Reinforcement Learning: Q and Q(λ) speed difference on Windy Grid World environment

1.5k Views Asked by At

Preface:

I have attempted to solve this Windy-Grid-World env. Having implemented both Q and Q(λ) algorithm, the results are pretty much the same (I am looking at steps per episode).

Problem:

From what I have read, I believe that a higher lambda parameter should update more states further back leading up to it; therefore, the amount of steps should decrease much more dramatically than regular Q-learning. This image shows what I am talking about.

Is this normal for this environment or have I implemented it wrong?

Code:

import matplotlib.pyplot as plt
import numpy as np
from lib.envs.windy_gridworld import WindyGridworldEnv
from collections import defaultdict

env = WindyGridworldEnv()


def epsilon_greedy_policy(Q, state, nA, epsilon):
    '''
    Create a policy in which epsilon dictates how likely it will 
    take a random action.

    :param Q: links state -> action value (dictionary)
    :param state: state character is in (int)
    :param nA: number of actions (int)
    :param epsilon: chance it will take a random move (float)
    :return: probability of each action to be taken (list)
    '''
    probs = np.ones(nA) * epsilon / nA
    best_action = np.argmax(Q[state])
    probs[best_action] += 1.0 - epsilon

    return probs

def Q_learning_lambda(episodes, learning_rate, discount, epsilon, _lambda):
    '''
    Learns to solve the environment using Q(λ)

    :param episodes: Number of episodes to run (int)
    :param learning_rate: How fast it will converge to a point (float [0, 1])
    :param discount: How much future events lose their value (float [0, 1])
    :param epsilon: chance a random move is selected (float [0, 1])
    :param _lambda: How much credit to give states leading up to reward (float [0, 1])

    :return: x,y points to graph
    '''

    # Link state to action values
    Q = defaultdict(lambda: np.zeros(env.action_space.n))
    # Eligibility trace
    e = defaultdict(lambda: np.zeros(env.action_space.n))

    # Points to plot
    # number of episodes
    x = np.arange(episodes)
    # number of steps
    y = np.zeros(episodes)

    for episode in range(episodes):
        state = env.reset()

        # Select action
        probs = epsilon_greedy_policy(Q, state, env.action_space.n, epsilon)
        action = np.random.choice(len(probs), p=probs)

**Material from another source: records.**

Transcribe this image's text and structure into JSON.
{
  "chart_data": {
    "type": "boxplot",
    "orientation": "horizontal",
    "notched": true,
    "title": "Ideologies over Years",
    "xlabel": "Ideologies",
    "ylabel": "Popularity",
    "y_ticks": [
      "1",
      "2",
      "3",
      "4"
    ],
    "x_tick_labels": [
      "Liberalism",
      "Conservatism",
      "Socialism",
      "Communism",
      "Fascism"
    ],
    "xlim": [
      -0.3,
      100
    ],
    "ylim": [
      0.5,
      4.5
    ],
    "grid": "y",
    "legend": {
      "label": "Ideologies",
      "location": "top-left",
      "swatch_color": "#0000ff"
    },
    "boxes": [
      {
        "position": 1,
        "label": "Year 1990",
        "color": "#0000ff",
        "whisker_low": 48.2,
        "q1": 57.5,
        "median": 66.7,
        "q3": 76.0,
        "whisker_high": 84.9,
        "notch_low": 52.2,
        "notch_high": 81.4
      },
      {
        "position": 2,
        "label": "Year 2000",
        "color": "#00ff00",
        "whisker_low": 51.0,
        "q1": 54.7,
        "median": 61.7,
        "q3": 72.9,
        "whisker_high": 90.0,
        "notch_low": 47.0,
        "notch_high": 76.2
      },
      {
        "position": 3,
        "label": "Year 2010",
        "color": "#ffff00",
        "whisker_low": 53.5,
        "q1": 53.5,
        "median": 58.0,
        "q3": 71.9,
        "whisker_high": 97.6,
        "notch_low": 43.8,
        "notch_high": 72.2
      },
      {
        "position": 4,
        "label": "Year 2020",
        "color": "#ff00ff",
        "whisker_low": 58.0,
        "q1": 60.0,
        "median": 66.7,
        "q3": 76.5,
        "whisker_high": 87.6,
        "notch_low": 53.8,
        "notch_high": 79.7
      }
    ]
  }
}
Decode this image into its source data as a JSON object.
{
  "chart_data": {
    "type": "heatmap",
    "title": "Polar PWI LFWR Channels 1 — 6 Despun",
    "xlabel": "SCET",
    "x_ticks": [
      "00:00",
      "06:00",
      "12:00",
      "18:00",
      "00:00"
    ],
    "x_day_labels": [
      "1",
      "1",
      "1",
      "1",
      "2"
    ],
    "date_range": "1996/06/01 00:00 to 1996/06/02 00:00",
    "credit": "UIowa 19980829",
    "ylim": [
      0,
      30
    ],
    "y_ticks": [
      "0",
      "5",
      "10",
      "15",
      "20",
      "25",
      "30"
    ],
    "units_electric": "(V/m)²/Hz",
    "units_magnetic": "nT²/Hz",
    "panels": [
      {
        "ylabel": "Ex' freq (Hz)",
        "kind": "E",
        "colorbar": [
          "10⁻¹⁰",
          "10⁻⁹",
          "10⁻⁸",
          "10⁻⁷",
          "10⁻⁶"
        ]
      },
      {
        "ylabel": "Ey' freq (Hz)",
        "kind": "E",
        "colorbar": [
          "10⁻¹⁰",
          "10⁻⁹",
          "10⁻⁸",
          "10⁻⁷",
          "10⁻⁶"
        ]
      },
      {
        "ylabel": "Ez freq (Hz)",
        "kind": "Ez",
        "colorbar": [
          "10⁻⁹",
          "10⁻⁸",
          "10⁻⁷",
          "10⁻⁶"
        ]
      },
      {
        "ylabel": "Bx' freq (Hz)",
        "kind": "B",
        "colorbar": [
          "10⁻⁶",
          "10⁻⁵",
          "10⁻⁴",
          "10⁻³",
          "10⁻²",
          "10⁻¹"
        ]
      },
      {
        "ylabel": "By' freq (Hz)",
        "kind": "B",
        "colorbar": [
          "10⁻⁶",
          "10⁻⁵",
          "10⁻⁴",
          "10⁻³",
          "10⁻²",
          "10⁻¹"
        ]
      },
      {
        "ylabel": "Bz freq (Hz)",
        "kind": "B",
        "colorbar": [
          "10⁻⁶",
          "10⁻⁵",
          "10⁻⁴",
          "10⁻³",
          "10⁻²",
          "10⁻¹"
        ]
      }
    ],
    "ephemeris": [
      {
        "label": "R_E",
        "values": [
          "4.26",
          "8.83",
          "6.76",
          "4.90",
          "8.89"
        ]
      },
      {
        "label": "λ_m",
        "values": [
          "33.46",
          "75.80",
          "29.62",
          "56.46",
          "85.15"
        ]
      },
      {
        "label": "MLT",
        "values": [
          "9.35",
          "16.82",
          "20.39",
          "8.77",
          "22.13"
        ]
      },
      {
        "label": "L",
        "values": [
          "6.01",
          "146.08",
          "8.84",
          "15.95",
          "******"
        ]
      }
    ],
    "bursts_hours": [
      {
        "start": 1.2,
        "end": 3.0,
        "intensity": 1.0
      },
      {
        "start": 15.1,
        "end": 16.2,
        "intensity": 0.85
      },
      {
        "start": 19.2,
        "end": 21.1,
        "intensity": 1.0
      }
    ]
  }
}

        for step in range(10000):

            # Take action
            next_state, reward, done, _ = env.step(action)

            # Select next action
            probs = epsilon_greedy_policy(Q, next_state, env.action_space.n, epsilon)
            next_action = np.random.choice(len(probs), p=probs)

            # Get update value
            best_next_action = np.argmax(Q[next_state])
            td_target = reward + discount * Q[next_state][best_next_action]
            td_error = td_target - Q[state][action]

            e[state][action] += 1

            # Update all states
            for s in Q:
                for a in range(len(Q[s])):

                    # Update Q value based on eligibility trace
                    Q[s][a] += learning_rate * td_error * e[s][a]

                    # Decay eligibility trace if best action is taken
                    if next_action is best_next_action:
                        e[s][a] = discount * _lambda * e[s][a]
                    # Reset eligibility trace if random action taken
                    else:
                        e[s][a] = 0

            if done:
                y[episode] = step
                e.clear()
                break

            # Update action and state
            action = next_action
            state = next_state

    return x, y

You can check out my Jupyter Notebook here if you would like to see the whole thing.

1

There are 1 best solutions below

0
On

There is no problem with your implementations.

What you have implemented for Q(λ) is the Watkins' version of Q(λ). In his version, the eligibility traces will be zero out for non-greedy actions, and only backed up for greedy actions. As mentioned in eligibility traces (p25), the disadvantage of Watkins' Q(λ) is that in early learning, the eligibility trace will be “cut” (zeroed out) frequently, resulting in little advantage to traces. Maybe that's the reason why your Q-learning and Q(λ)-learning have very similar performance.

You can try other eligibility traces, such as Peng's eligibility or Naive eligibility, to check whether there are any boosts in performances.